Beaucoup de gens en sont progressivement venus à reconnaître l'échec d'une guerre contre la drogue fondée sur une frontière militarisée, et le coût pour les Américains d'une force intérieure de police militarisée qui essaie de tarir une offre pour laquelle il y a une demande. De telles politiques ont fini par transformer la majeure partie du nord du Mexique en une quasi-zone de guerre où de riches et violents cartels de la drogue engrangent les profits de la prohibition américaine. (Ce qui en retour, bien sûr, n'est pas sans influence sur la décision de beaucoup de Mexicains de fuir pour les États-Unis.)

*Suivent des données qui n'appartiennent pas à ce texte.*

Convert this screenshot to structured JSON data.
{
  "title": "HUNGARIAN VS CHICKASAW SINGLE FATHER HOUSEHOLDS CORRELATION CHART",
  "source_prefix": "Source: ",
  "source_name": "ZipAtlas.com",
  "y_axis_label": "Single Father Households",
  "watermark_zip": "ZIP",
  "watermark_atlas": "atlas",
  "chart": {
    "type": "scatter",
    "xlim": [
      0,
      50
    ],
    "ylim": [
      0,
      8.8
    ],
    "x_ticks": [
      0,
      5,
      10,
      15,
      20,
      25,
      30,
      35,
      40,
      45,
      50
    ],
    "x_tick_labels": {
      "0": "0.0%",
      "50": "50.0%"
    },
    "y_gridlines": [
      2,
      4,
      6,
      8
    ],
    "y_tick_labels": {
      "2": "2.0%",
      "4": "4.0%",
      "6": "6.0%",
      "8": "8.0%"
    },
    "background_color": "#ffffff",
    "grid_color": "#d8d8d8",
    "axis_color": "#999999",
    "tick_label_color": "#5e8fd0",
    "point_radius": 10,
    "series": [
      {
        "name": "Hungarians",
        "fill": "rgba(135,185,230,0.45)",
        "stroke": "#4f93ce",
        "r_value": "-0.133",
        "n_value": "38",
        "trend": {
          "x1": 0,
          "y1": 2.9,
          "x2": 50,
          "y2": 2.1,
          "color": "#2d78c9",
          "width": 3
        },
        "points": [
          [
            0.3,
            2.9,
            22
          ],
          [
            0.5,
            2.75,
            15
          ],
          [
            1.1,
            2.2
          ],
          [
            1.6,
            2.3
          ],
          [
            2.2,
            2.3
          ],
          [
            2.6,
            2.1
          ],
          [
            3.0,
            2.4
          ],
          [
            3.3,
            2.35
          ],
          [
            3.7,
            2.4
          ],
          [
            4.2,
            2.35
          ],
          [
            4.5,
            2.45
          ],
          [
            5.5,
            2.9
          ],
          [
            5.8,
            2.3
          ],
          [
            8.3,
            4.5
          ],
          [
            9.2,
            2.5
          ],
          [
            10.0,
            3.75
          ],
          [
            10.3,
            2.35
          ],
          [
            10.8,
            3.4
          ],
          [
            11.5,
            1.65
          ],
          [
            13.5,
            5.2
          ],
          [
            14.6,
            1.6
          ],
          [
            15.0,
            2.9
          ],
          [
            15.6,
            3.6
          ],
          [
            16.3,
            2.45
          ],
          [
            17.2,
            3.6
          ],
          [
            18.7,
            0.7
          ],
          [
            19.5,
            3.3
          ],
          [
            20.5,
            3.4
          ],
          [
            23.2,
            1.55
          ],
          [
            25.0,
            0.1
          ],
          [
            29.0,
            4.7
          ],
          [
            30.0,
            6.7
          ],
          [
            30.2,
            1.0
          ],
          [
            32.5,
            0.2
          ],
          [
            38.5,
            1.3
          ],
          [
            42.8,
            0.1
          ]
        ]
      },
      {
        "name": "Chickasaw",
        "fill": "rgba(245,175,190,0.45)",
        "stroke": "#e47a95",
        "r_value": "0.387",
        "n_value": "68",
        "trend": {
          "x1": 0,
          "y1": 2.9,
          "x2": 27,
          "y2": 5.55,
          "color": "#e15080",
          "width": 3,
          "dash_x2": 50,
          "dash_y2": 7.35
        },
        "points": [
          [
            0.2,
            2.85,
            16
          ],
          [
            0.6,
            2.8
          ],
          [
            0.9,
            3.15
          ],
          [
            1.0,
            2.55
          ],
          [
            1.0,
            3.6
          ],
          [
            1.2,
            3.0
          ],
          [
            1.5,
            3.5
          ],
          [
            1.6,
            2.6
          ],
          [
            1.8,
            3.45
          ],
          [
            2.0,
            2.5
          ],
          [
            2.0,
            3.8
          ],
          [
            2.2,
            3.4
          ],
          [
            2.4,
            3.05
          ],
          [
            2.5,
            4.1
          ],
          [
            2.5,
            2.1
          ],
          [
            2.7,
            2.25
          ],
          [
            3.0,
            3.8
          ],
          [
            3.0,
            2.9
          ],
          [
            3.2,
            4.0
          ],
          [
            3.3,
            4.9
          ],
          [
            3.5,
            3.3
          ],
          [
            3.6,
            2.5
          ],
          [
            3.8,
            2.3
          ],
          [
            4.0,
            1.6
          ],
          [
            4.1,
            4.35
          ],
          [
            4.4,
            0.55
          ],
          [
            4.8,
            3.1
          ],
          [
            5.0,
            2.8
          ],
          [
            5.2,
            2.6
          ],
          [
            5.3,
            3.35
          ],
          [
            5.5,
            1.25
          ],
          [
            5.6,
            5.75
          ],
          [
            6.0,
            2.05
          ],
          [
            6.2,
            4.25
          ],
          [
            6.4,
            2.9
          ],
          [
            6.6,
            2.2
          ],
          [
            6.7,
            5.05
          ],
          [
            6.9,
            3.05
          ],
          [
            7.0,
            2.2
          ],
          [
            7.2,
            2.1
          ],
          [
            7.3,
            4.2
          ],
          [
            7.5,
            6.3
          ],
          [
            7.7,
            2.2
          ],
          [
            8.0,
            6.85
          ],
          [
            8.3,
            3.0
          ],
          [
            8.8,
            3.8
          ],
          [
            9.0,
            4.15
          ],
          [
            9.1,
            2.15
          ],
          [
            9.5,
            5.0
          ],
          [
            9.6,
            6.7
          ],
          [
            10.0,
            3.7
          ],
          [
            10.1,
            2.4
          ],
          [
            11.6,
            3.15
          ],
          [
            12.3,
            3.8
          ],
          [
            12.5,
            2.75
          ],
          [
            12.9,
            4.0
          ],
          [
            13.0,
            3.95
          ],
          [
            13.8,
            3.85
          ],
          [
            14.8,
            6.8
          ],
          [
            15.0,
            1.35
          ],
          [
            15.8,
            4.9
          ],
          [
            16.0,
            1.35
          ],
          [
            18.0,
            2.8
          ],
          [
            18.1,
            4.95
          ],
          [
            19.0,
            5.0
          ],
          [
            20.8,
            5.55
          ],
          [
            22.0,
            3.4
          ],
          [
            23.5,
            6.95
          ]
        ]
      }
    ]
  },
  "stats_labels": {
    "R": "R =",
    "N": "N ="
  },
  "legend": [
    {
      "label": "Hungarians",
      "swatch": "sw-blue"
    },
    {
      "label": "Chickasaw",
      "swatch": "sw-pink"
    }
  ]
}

Nous ne devons attendre rien d'autre d'une guerre à l'immigration. Un mur ne peut arrêter la loi de l'offre et de la demande, qu'elle concerne le travail ou un refuge; il peut seulement enrichir les passeurs illégaux qui savent le contourner. Et livrer une chasse aux migrants qui vivent en paix à l'intérieur des États-Unis nécessite une invasion constante de la vie privée et de la liberté de chacun, pas seulement des migrants eux-mêmes. Toutes les relations, du lieu de travail à la salle de classe ou au mariage, deviennent sujettes à réglementation et interdiction: vous ne pouvez pas employer, éduquer ou épouser qui vous voulez. Mais elles deviennent aussi sujettes à maintien de l'ordre: qui sont vos étudiants? Avez-vous contrôlé les papiers de vos employés? Êtes-vous vraiment marié à votre conjoint?

Beaucoup trop de gens semblent croire que ce système de murs, de cages et d'action publique peu respectueuse des lois peut être activé en toute sécurité et seulement vers l'extérieur –vers les étrangers, vers ceux qui n'ont aucun droit envers les États-Unis– et qu'un virage vers un nationalisme autoritaire et populiste à la frontière peut se faire sans dommage vis-à-vis de nos libertés intérieures. Même s'ils avaient raison (ce qui n'est pas le cas), mépriser le coût pour la liberté de ces étrangers –leur enfermement dans leur pays d'origine, peu importe à quel point il est tyrannique, violent ou appauvri– ne fonctionnera pas. Une société ne peut pas se barricader et demeurer libre.

Ce texte a fait l'objet d'une première publication en anglais, le 31 janvier 2017, sur le site du Niskanen Center, un think tank américain consacré à la défense des valeurs libertariennes.